Implicit functions are a recent addition to the Dotty compiler. The idea was to extend the syntax currently available for functions to support functions with implicit argument. As you probably know, scala functions are defined as follows:
trait Function1[A, B] {
  def apply(a: A): B
}
The compiler implements syntactic sugars to transform A => B types into Function1[A, B] and let users define function values in concise ways.

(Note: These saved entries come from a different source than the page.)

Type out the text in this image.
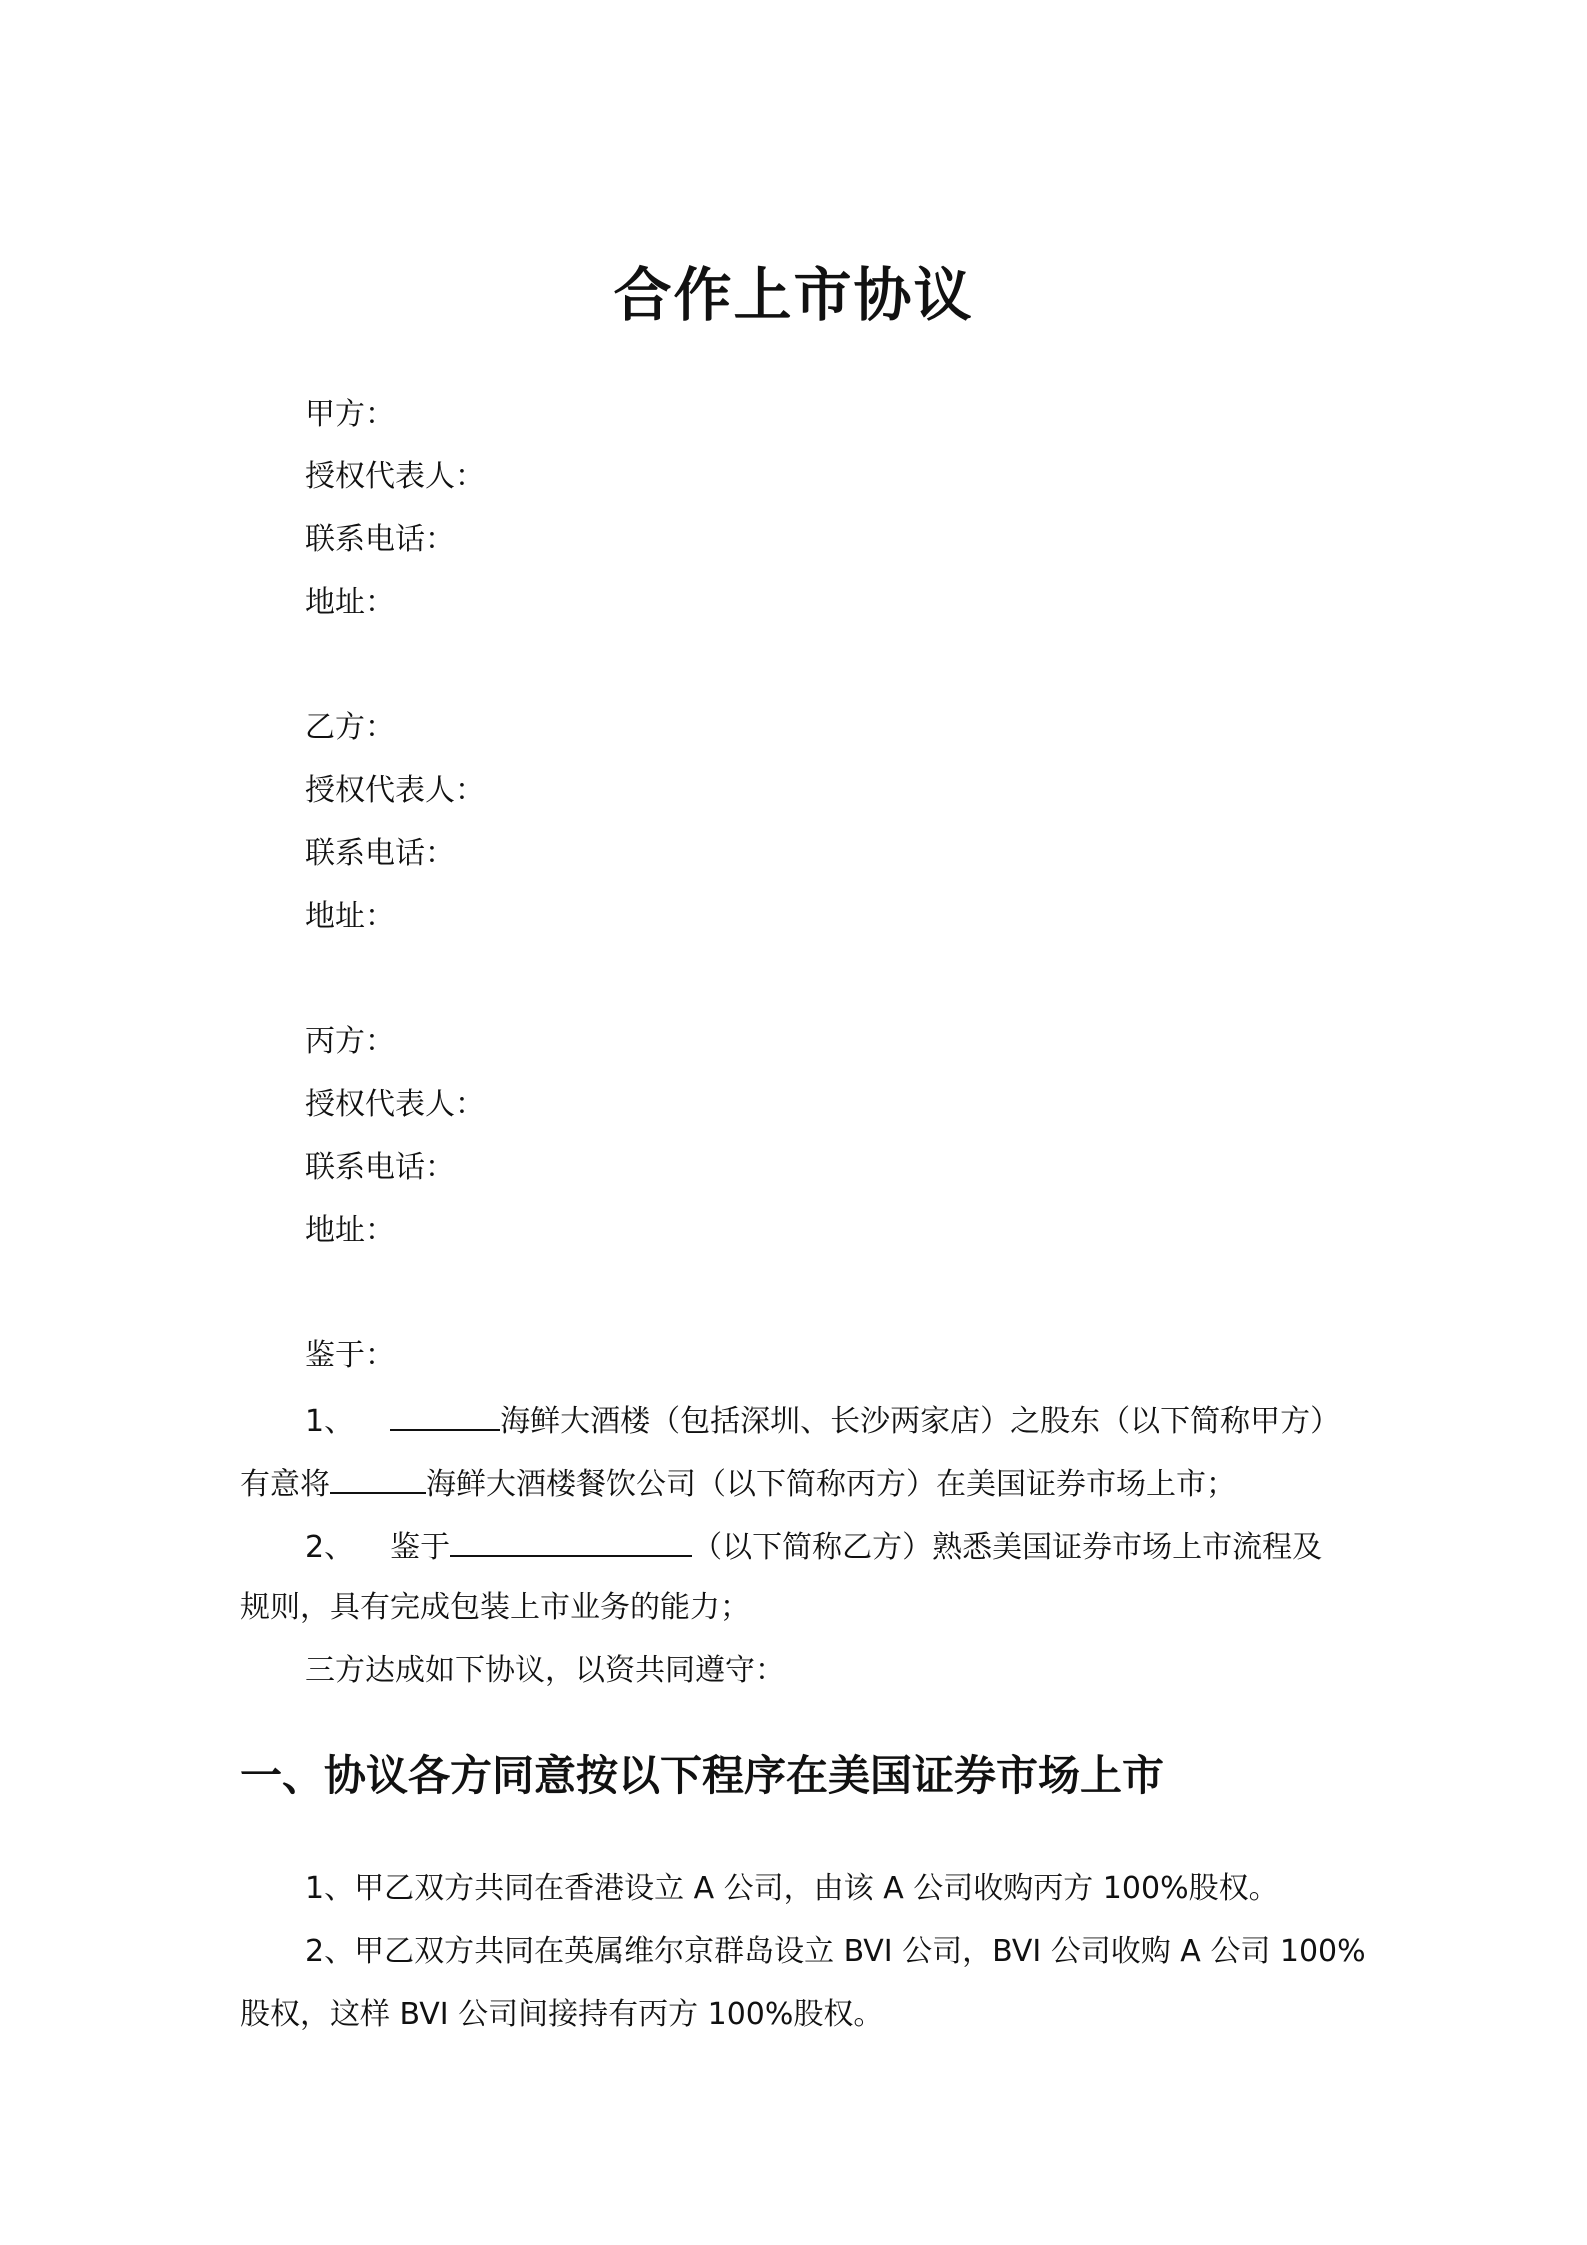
合作上市协议
甲方：
授权代表人：
联系电话：
地址：
乙方：
授权代表人：
联系电话：
地址：
丙方：
授权代表人：
联系电话：
地址：
鉴于：
1、	海鲜大酒楼（包括深圳、长沙两家店）之股东（以下简称甲方）
有意将	海鲜大酒楼餐饮公司（以下简称丙方）在美国证券市场上市；
2、 鉴于	（以下简称乙方）熟悉美国证券市场上市流程及
规则，具有完成包装上市业务的能力；
三方达成如下协议，以资共同遵守：
一、协议各方同意按以下程序在美国证券市场上市
1、甲乙双方共同在香港设立 A 公司，由该 A 公司收购丙方 100%股权。
2、甲乙双方共同在英属维尔京群岛设立 BVI 公司，BVI 公司收购 A 公司 100%
股权，这样 BVI 公司间接持有丙方 100%股权。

Implicit functions are analogous: implicit A => B becomes a valid type desugared into ImplicitFunction1[A, B]:
trait ImplicitFunction1[A, B] {
  def apply(implicit a: A): B
}
Defining a function returning an implicit-function-type benefit from additional desugaring to automatically put the implicits in scope:
def f: implicit Ctx => Unit = ???
Desugars into:
def f: implicit Ctx => Unit = { implicit $e1: Ctx => ???: Unit }
The syntactic sugars might not look very useful this simple example, but with a type alias it already becomes more interesting:
type Contextualized[T] = implicit Ctx => T

def f: Contextualized[Unit] = ???
With more than one implicit involved, implicit-function-type allow to something which was not quite possible before: abstract over implicit parameters.
type Constrained[T] = implicit (TC1[T], TC2[T], TC3[T]) => T

def f: Constrained[Int] = ???
Desugars into:
def f: Constrained[Int] = { ($e1: TC1[Int], $e2: TC2[Int], $e3: TC3[Int]) =>
  implicit $e4: TC1[Int] = $e1
  implicit $e5: TC1[Int] = $e2
  implicit $e6: TC1[Int] = $e3
  ???: Int
}
Getting back to our final encoding of mathematical expressions, Dotty implicit-function-type allow the encoding to be expanded with minimal syntactic overhead:
type Ring[T] = implicit (Exp[T], Mult[T]) => T

def tfm1[T]: Ring[T] = add(lit(7), neg(mul(lit(1), lit(2))))
def tfm2[T]: Ring[T] = mul(lit(7), tf1)
This concludes our revisiting of Tagless Final interpreters (see here for all the (Scala 2.11) snippets of this article)!
If you want to know more about Tagless Final interpreters, I strongly encourage you to continue with section 3 and 4 of the lecture notes for encodings of a  simply typed lambda-calculus.